I told Theo I’ve never read the nursery rhyme inside the Foxtail book… but I have.
I’ve been reciting it every day, a melody that swings in and out of focus when I’m trying to sleep, trying to breathe. I’ve read it so many times, traced the letters with my fingertip, that now it feels as if it’s branded into my skin. It frightens me, the sureness of the words. So I keep them a secret, for now. I don’t tell Theo.
But my husband has lied too.
And so has Bee; there is a lie growing inside her—a tiny thing, but soon it’ll be too large to ignore.
I stand in our bedroom, holding the Foxtail book I pulled from the back of the closet, my fingers worrying over the edges of the cover, as if I could peel it apart, turn the book to scraps—shreds of paper falling to the floor. I watch through the window for my husband to return from Pastoral. He went to speak with Levi after the ceremony, and I walked home alone. But the longer he takes, the more certain I am that something’s happened.
When he finally appears in the far field, he’s moving quickly, head down.

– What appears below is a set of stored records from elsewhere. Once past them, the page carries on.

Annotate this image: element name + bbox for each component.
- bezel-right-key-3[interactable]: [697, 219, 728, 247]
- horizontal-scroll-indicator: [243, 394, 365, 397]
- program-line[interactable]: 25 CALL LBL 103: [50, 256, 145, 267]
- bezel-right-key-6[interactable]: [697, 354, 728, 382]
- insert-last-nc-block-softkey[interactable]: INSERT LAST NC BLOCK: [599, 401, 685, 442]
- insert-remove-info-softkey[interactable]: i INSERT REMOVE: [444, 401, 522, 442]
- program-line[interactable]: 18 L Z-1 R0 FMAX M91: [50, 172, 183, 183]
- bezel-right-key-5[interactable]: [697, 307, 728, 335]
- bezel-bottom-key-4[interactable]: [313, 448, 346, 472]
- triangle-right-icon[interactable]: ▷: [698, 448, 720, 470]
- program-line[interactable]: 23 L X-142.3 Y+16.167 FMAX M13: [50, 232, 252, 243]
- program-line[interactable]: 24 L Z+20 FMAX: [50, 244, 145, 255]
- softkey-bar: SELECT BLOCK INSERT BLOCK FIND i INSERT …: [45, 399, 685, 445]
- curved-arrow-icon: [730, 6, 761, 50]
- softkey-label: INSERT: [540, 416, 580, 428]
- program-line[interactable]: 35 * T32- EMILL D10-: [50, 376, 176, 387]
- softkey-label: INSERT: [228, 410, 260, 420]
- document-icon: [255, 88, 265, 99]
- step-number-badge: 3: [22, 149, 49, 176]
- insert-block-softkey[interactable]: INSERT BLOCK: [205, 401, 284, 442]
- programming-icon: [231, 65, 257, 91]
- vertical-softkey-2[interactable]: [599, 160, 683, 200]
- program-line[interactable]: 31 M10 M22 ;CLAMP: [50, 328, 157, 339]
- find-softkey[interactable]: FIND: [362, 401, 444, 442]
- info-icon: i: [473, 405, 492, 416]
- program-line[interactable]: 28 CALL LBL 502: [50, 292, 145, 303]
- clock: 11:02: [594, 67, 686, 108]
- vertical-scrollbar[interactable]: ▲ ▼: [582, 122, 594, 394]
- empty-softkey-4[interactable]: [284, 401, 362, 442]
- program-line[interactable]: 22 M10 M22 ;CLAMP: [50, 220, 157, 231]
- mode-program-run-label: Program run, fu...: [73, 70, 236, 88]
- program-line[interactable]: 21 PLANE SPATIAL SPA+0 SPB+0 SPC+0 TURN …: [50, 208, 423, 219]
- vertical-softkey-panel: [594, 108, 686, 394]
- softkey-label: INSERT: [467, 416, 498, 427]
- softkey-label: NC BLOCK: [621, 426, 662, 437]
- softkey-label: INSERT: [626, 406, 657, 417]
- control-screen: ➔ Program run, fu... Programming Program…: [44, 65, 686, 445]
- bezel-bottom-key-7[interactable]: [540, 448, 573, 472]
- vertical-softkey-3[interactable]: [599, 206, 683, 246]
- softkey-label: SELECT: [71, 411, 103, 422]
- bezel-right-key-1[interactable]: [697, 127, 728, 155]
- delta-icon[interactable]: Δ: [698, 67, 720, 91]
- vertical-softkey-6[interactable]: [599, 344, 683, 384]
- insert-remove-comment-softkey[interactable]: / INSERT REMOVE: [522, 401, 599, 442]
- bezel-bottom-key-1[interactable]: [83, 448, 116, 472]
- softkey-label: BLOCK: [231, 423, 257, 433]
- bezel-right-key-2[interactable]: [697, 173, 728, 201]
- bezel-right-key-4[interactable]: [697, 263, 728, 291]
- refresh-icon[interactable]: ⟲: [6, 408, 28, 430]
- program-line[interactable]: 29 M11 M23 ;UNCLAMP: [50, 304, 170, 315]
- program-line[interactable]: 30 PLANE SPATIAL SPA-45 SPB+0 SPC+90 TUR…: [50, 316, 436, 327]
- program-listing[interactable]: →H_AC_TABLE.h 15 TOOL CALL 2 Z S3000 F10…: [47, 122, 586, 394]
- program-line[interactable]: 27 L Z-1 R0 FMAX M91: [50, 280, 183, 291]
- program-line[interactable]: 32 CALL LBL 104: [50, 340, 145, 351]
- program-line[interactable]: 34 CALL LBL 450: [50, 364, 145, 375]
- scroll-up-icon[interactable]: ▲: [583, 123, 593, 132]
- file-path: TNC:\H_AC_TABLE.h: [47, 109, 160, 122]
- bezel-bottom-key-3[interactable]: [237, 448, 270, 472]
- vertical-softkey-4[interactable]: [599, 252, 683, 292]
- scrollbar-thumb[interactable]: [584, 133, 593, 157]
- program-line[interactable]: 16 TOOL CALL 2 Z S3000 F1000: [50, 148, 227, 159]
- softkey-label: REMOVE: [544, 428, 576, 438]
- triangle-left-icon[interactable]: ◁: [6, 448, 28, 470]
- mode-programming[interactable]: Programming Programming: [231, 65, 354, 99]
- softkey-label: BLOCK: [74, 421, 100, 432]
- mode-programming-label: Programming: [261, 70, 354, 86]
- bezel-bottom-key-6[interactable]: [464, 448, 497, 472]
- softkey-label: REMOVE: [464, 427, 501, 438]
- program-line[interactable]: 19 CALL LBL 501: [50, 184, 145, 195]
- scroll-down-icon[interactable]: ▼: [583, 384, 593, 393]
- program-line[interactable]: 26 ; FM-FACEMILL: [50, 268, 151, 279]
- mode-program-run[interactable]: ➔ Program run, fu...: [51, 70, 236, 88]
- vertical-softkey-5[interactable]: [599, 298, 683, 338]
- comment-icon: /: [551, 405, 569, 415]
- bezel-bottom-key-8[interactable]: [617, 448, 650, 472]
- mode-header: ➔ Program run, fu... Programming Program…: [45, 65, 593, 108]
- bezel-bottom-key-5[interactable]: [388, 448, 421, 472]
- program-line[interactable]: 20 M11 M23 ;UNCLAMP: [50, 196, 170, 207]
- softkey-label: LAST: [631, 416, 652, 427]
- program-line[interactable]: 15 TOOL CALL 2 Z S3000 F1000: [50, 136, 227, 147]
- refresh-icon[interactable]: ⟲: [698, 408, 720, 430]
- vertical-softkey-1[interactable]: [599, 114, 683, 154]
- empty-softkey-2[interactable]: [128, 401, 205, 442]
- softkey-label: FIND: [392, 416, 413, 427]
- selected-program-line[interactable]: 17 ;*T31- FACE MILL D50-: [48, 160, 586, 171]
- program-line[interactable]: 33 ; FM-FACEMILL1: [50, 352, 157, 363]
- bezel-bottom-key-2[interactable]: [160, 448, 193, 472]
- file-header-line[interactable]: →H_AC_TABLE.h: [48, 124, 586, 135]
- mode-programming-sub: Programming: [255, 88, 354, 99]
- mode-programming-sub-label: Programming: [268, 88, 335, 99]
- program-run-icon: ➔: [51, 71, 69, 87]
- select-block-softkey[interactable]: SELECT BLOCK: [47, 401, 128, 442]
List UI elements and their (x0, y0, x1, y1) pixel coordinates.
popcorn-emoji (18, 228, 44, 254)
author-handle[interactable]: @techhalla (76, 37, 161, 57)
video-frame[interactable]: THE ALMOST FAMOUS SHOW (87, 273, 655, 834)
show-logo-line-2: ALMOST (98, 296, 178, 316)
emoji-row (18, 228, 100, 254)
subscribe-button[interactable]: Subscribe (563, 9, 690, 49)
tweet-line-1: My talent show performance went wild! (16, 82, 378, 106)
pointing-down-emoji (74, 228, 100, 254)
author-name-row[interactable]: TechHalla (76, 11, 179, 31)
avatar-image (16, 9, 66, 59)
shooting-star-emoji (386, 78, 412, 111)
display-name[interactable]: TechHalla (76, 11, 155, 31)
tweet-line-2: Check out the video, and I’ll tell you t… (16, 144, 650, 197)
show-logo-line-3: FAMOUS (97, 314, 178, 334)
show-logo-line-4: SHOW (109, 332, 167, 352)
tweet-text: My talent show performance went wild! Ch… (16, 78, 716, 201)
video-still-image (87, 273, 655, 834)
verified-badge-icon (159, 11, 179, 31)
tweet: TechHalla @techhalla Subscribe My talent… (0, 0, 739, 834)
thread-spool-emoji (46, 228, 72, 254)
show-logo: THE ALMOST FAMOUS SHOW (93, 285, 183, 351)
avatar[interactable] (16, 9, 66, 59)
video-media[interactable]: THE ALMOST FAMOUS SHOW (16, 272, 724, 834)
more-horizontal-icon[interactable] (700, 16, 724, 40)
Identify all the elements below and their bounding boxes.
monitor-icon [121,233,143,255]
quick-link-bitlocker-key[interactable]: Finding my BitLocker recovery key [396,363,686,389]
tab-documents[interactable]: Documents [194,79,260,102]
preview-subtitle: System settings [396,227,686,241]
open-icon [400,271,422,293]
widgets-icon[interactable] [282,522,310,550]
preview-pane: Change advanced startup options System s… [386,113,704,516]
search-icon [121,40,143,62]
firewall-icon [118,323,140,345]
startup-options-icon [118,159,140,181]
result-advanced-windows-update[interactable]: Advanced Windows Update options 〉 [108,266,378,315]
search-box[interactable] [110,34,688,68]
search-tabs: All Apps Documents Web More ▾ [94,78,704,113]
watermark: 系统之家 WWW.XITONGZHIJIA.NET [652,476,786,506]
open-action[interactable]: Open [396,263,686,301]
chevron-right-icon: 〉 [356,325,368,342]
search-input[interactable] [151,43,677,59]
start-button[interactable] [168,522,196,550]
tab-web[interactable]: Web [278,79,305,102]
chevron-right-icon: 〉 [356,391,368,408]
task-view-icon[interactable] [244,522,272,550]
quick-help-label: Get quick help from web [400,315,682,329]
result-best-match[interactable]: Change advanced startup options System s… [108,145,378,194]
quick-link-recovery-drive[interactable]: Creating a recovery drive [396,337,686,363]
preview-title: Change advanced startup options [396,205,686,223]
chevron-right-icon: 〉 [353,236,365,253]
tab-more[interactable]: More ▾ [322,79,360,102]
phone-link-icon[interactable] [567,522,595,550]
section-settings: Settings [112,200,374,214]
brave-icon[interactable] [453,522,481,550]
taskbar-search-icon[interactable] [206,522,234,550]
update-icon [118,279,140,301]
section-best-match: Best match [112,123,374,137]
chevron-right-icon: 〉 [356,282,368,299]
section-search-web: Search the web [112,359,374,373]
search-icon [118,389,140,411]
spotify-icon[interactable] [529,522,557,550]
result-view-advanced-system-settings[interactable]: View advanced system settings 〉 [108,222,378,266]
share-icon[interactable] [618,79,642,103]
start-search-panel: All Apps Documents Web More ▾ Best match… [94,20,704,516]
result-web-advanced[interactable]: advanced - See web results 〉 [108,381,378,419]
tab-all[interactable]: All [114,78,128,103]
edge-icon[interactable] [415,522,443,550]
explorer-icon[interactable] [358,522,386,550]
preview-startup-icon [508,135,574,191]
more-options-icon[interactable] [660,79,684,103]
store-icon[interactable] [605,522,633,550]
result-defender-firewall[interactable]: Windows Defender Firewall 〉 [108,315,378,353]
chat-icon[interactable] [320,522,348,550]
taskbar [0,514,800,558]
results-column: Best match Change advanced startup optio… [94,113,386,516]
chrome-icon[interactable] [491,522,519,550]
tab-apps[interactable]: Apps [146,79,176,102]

I tuck the Foxtail book beneath my pillow and listen as Theo enters the house, then climbs the stairs two at a time, appearing in our bedroom doorway. “Is Bee back yet?” he asks quickly.
I shake my head.
“She was at Levi’s when I left.”
“Why was she there?”
He crosses the room and extends his hand out to me, ignoring the question. “I found this.”
I can’t tell what it is in the dark of the bedroom, but when he holds it up to the window, a silver chain unravels from his fingertips, shivering like water in moonlight. He places the chain in my palm, letting me hold it, letting me observe it closer. Letting me have it. As if it’s mine to keep. This isn’t like the notebook—which he’s never let me touch.
At the end of the chain are several charms. Tiny little books.
“There are four of them,” he says.
I touch each one with my fingertip, finding the numbers etched into the silver covers: one, two… four, five. The number three is missing.
My lungs blow out a quick breath, and I reach into my pocket, pulling out the tiny charm I found in the garden buried beneath the rosebush, and I place it beside the others. The clasp is broken, but I’m able to bend the soft metal and clamp the ring around the chain, placing it back with the others where it belongs. “Where did you find it?” I ask.